One quirk from the Nate McMillan’s Pacers to help the defense

The Indiana Pacers have greatly struggled on defense in the last few years. In the previous three seasons (including the current campaign), the team has not been better than 17th among all teams in defensive rating.

This season, the Pacers’ defensive miscues are becoming more detrimental — magnified further during the team’s current seven-game losing streak. Head coach Rick Carlisle has repeatedly stressed the importance of the team improving defensively as a collective, but the results have been quite abysmal so far.

Of course, the personnel is now different. Still, Indiana has routinely been one of the best defensive teams in the association in the not-so-distant past when Nate McMillan, now manning the sidelines for the Atlanta Hawks, was still at the helm. In this piece, let’s take some bits from the Pacers’ defensive peak under the veteran coach that could give some insight on what the team needs to do to improve on the less glamorous end of the court.

Through the lens of Nate McMillan’s Pacers: How the 2022-23 Indiana Pacers can improve defensively?

The 2018-19 Indiana Pacers ranked third in defensive rating and were very good at limiting opportunities in the paint. One of McMillan’s (and then-assistant Dan Burke’s) longstanding defensive principles is aggressively tagging the pick-and-roll and jamming the lane to hinder the ball handler. Just look at how Darren Collison and Bojan Bogdanovic, two players not known for their defense, made the Myles Turner block more possible just by occupying the lane.

In this play, Trae Young was open in the corner, but Thaddeus Young was in a good help position to make a seemingly easy pass look tougher due to his threat of anticipation. Ditto for Victor Oladipo, who’s appropriately stationed to intercept a potential pass to the other corner.

These two defensive tenets directly lead to two of the most abundant sources of points in the current NBA: at the rim and in the three-point line. The 2022-23 Pacers are 18th and 28th in those respective departments.

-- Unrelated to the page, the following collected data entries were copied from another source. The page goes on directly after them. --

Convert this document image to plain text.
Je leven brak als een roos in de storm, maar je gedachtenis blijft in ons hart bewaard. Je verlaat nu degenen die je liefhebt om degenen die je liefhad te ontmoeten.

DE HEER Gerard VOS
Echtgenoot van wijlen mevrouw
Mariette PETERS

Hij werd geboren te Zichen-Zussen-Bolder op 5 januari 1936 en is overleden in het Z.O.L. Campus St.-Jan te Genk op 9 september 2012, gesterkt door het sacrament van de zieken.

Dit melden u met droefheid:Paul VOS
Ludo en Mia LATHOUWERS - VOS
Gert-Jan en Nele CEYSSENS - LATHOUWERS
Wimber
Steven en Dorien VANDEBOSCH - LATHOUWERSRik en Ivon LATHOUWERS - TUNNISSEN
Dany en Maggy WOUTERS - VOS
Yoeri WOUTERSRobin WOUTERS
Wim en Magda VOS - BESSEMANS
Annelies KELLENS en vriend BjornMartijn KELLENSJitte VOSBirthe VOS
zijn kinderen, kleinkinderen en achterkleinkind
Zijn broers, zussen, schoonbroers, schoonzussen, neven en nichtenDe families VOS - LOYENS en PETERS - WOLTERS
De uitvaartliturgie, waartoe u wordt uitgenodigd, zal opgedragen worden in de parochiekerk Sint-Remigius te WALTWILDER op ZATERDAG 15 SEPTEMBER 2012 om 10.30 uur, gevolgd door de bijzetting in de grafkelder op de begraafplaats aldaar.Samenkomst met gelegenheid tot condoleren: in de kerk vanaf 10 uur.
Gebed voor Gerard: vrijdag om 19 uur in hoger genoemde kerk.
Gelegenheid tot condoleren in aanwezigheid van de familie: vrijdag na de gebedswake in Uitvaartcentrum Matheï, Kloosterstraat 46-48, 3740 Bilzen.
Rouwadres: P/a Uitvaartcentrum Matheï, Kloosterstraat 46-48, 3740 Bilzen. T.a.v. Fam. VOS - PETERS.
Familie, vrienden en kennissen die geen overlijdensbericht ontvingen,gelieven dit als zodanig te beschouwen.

In comparison, the Pacers similarly tag the pick-and-roll here, and the weak side is ready to pack the lane, but TJ McConnell is late to rotate to the open wing shooter or pressure the pass. At the same time, Chris Duarte seemingly does the right thing, compensating and recovering to the open Jock Landale, but a lack of communication made the two double down on the big man and leave Duane Washington Jr. open for the easy three.

In a similar play, the Pacers correctly tag Jrue Holiday who now has to navigate over a  taller Aaron Nesmith to put up a shot. Bennedict Mathurin was in the right help position to back-up Nesmith (which he needed), but his passive stance on the pass allowed Holiday to easily swing the ball to the open Pat Connaughton, who calmly swished the trey.

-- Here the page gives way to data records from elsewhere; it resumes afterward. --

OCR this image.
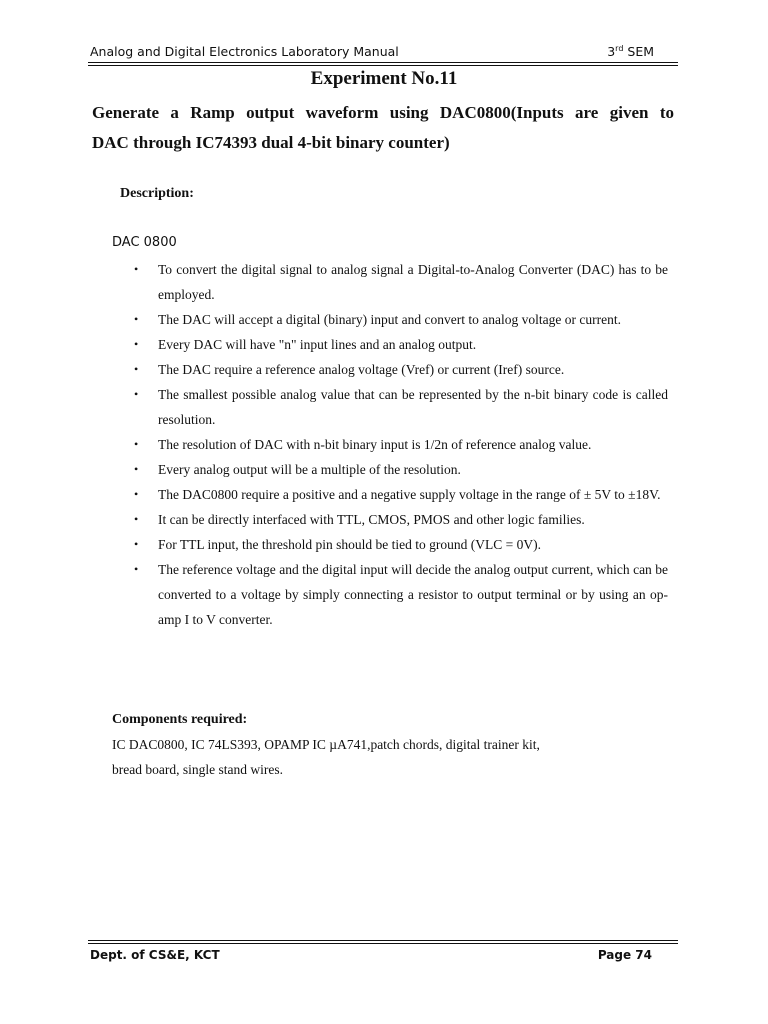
Analog and Digital Electronics Laboratory Manual	3rd SEM
Experiment No.11
Generate a Ramp output waveform using DAC0800(Inputs are given to
DAC through IC74393 dual 4-bit binary counter)
Description:
DAC 0800
• To convert the digital signal to analog signal a Digital-to-Analog Converter (DAC) has to be employed.
• The DAC will accept a digital (binary) input and convert to analog voltage or current.
• Every DAC will have "n" input lines and an analog output.
• The DAC require a reference analog voltage (Vref) or current (Iref) source.
• The smallest possible analog value that can be represented by the n-bit binary code is called resolution.
• The resolution of DAC with n-bit binary input is 1/2n of reference analog value.
• Every analog output will be a multiple of the resolution.
• The DAC0800 require a positive and a negative supply voltage in the range of ± 5V to ±18V.
• It can be directly interfaced with TTL, CMOS, PMOS and other logic families.
• For TTL input, the threshold pin should be tied to ground (VLC = 0V).
• The reference voltage and the digital input will decide the analog output current, which can be converted to a voltage by simply connecting a resistor to output terminal or by using an op-amp I to V converter.
Components required:
IC DAC0800, IC 74LS393, OPAMP IC µA741,patch chords, digital trainer kit,
bread board, single stand wires.
Dept. of CS&E, KCT	Page 74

Conversely, Myles Turner and Buddy Hield on the strong side were in correct angular positions and stationed properly to deter Holiday from passing.

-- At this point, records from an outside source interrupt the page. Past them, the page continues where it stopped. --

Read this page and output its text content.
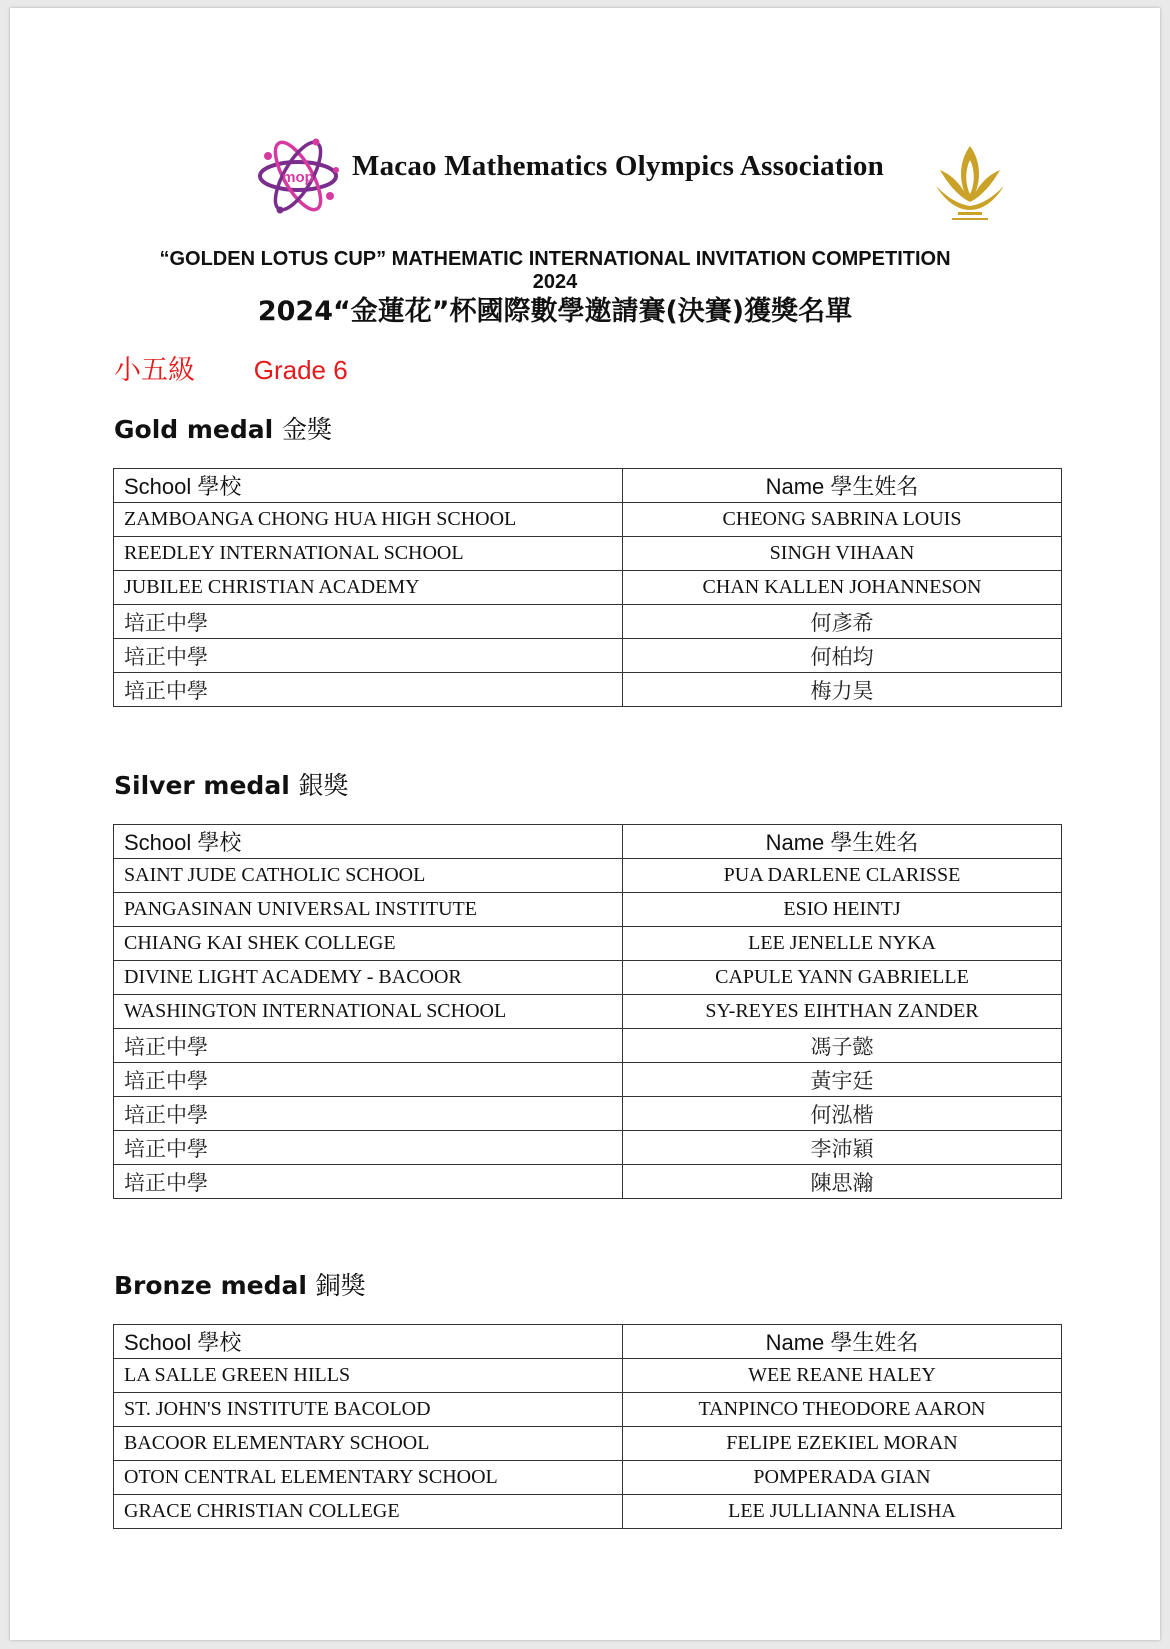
mop Macao Mathematics Olympics Association
“GOLDEN LOTUS CUP” MATHEMATIC INTERNATIONAL INVITATION COMPETITION
2024
2024“金蓮花”杯國際數學邀請賽(決賽)獲獎名單
小五級 Grade 6
Gold medal 金獎
School 學校	Name 學生姓名
ZAMBOANGA CHONG HUA HIGH SCHOOL	CHEONG SABRINA LOUIS
REEDLEY INTERNATIONAL SCHOOL	SINGH VIHAAN
JUBILEE CHRISTIAN ACADEMY	CHAN KALLEN JOHANNESON
培正中學	何彥希
培正中學	何柏均
培正中學	梅力昊
Silver medal 銀獎
School 學校	Name 學生姓名
SAINT JUDE CATHOLIC SCHOOL	PUA DARLENE CLARISSE
PANGASINAN UNIVERSAL INSTITUTE	ESIO HEINTJ
CHIANG KAI SHEK COLLEGE	LEE JENELLE NYKA
DIVINE LIGHT ACADEMY - BACOOR	CAPULE YANN GABRIELLE
WASHINGTON INTERNATIONAL SCHOOL	SY-REYES EIHTHAN ZANDER
培正中學	馮子懿
培正中學	黃宇廷
培正中學	何泓楷
培正中學	李沛穎
培正中學	陳思瀚
Bronze medal 銅獎
School 學校	Name 學生姓名
LA SALLE GREEN HILLS	WEE REANE HALEY
ST. JOHN'S INSTITUTE BACOLOD	TANPINCO THEODORE AARON
BACOOR ELEMENTARY SCHOOL	FELIPE EZEKIEL MORAN
OTON CENTRAL ELEMENTARY SCHOOL	POMPERADA GIAN
GRACE CHRISTIAN COLLEGE	LEE JULLIANNA ELISHA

What is this tiny bit important? Well, nowadays, defense is the art of making timely concessions. With how the offense is empowered in the game today, defenses have to be smarter than ever. Clearly, it’s much easier to take the right, calculated risks when players anticipate and communicate better. Alas, teams that fully embrace the small-ball —especially those that push the trend to its extremes like the Pacers — have to be scrappy on D.

While the 2022-23 Indiana Pacers don’t have the necessary physical assets to make their lives easier defensively, effort and communication are things within their control. Fortunately, these should eventually come with the ebbs and flows of a young team still finding their footing in the league.